Medical mayhem and misplaced authority
After stressing about her career move backfiring, Billie finds herself in the hospital with rectal bleeding and must undergo a colonoscopy. She names Samir as her medical proxy, banking on his calm demeanor to handle decisions.
However, when he learns she might not have insurance due to possibly getting fired, panic takes over. However, Samir still insists that the doctors run every test imaginable immediately, crossing professional and personal boundaries in an effort to help.
When Billie wakes, the results aren't just medical, they're financial. She learns that she never had insurance in the first place, and the extra tests Samir green-lit will cost her $15,000. Ironically, all of this stemmed from Samir wanting to feel like 'a good guy', and it ends with Billie actually being jobless, broke and blindsided.
Miscommunication and dismissal hit a boiling point
Issa, long frustrated that her boyfriend Paul Baker isn't welcome in the house, feels invisible to her closest friends. Despite voicing his desire to move in multiple times, no one remembers it - until Anton casually suggests it again, as if it's the first time.
It's a gut punch. Anton and Samir dismissively entertain the idea, having somehow forgotten every previous conversation Issa initiated. Her marginalization reaches its peak, and even a cathartic church visit offers no solace.
Yet, when Billie learns she's been fired, it's Issa - despite feeling overlooked - who steps up to break the news gently.
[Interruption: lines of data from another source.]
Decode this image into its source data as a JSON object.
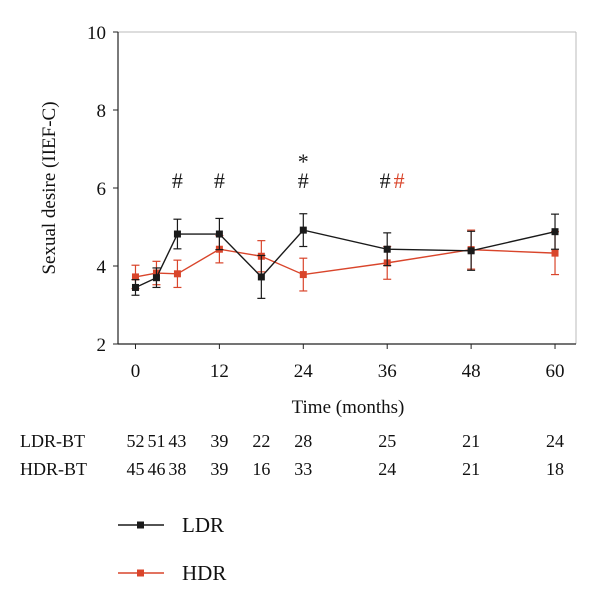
{
  "chart_data": {
    "type": "line",
    "xlabel": "Time (months)",
    "ylabel": "Sexual desire (IIEF-C)",
    "xlim": [
      -2.5,
      63
    ],
    "ylim": [
      2,
      10
    ],
    "xticks": [
      "0",
      "12",
      "24",
      "36",
      "48",
      "60"
    ],
    "yticks": [
      "2",
      "4",
      "6",
      "8",
      "10"
    ],
    "colors": {
      "LDR": "#1a1a1a",
      "HDR": "#d9452b"
    },
    "series": [
      {
        "name": "LDR",
        "x": [
          0,
          3,
          6,
          12,
          18,
          24,
          36,
          48,
          60
        ],
        "y": [
          3.45,
          3.7,
          4.82,
          4.82,
          3.72,
          4.92,
          4.43,
          4.39,
          4.88
        ],
        "err": [
          0.2,
          0.25,
          0.38,
          0.4,
          0.55,
          0.42,
          0.42,
          0.5,
          0.45
        ]
      },
      {
        "name": "HDR",
        "x": [
          0,
          3,
          6,
          12,
          18,
          24,
          36,
          48,
          60
        ],
        "y": [
          3.72,
          3.82,
          3.8,
          4.43,
          4.25,
          3.78,
          4.08,
          4.42,
          4.33
        ],
        "err": [
          0.3,
          0.3,
          0.35,
          0.35,
          0.4,
          0.42,
          0.42,
          0.5,
          0.55
        ]
      }
    ],
    "annotations": [
      {
        "x": 6,
        "y": 6.2,
        "text": "#",
        "color": "#1a1a1a"
      },
      {
        "x": 12,
        "y": 6.2,
        "text": "#",
        "color": "#1a1a1a"
      },
      {
        "x": 24,
        "y": 6.2,
        "text": "#",
        "color": "#1a1a1a"
      },
      {
        "x": 24,
        "y": 6.8,
        "text": "*",
        "color": "#1a1a1a"
      },
      {
        "x": 35.7,
        "y": 6.2,
        "text": "#",
        "color": "#1a1a1a"
      },
      {
        "x": 37.7,
        "y": 6.2,
        "text": "#",
        "color": "#d9452b"
      }
    ],
    "number_at_risk": {
      "x": [
        0,
        3,
        6,
        12,
        18,
        24,
        36,
        48,
        60
      ],
      "rows": [
        {
          "label": "LDR-BT",
          "values": [
            "52",
            "51",
            "43",
            "39",
            "22",
            "28",
            "25",
            "21",
            "24"
          ]
        },
        {
          "label": "HDR-BT",
          "values": [
            "45",
            "46",
            "38",
            "39",
            "16",
            "33",
            "24",
            "21",
            "18"
          ]
        }
      ]
    },
    "legend": [
      {
        "label": "LDR",
        "series": "LDR"
      },
      {
        "label": "HDR",
        "series": "HDR"
      }
    ],
    "legend_position": "bottom-left"
  }
}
Her quiet emotional labor becomes the only mature gesture in an otherwise self-absorbed group.
Adults starts off with deliberate provocation, blending dark humor with emotional implosion. Its characters are selfish, impulsive, and confused, yet the show doesn't ask you to love them - it just asks you to watch. With Billie facing financial ruin, Samir confronting the truth about himself, and Issa grasping for acknowledgement, Adults makes one thing clear: growing up isn't just messy, its also catastrophic.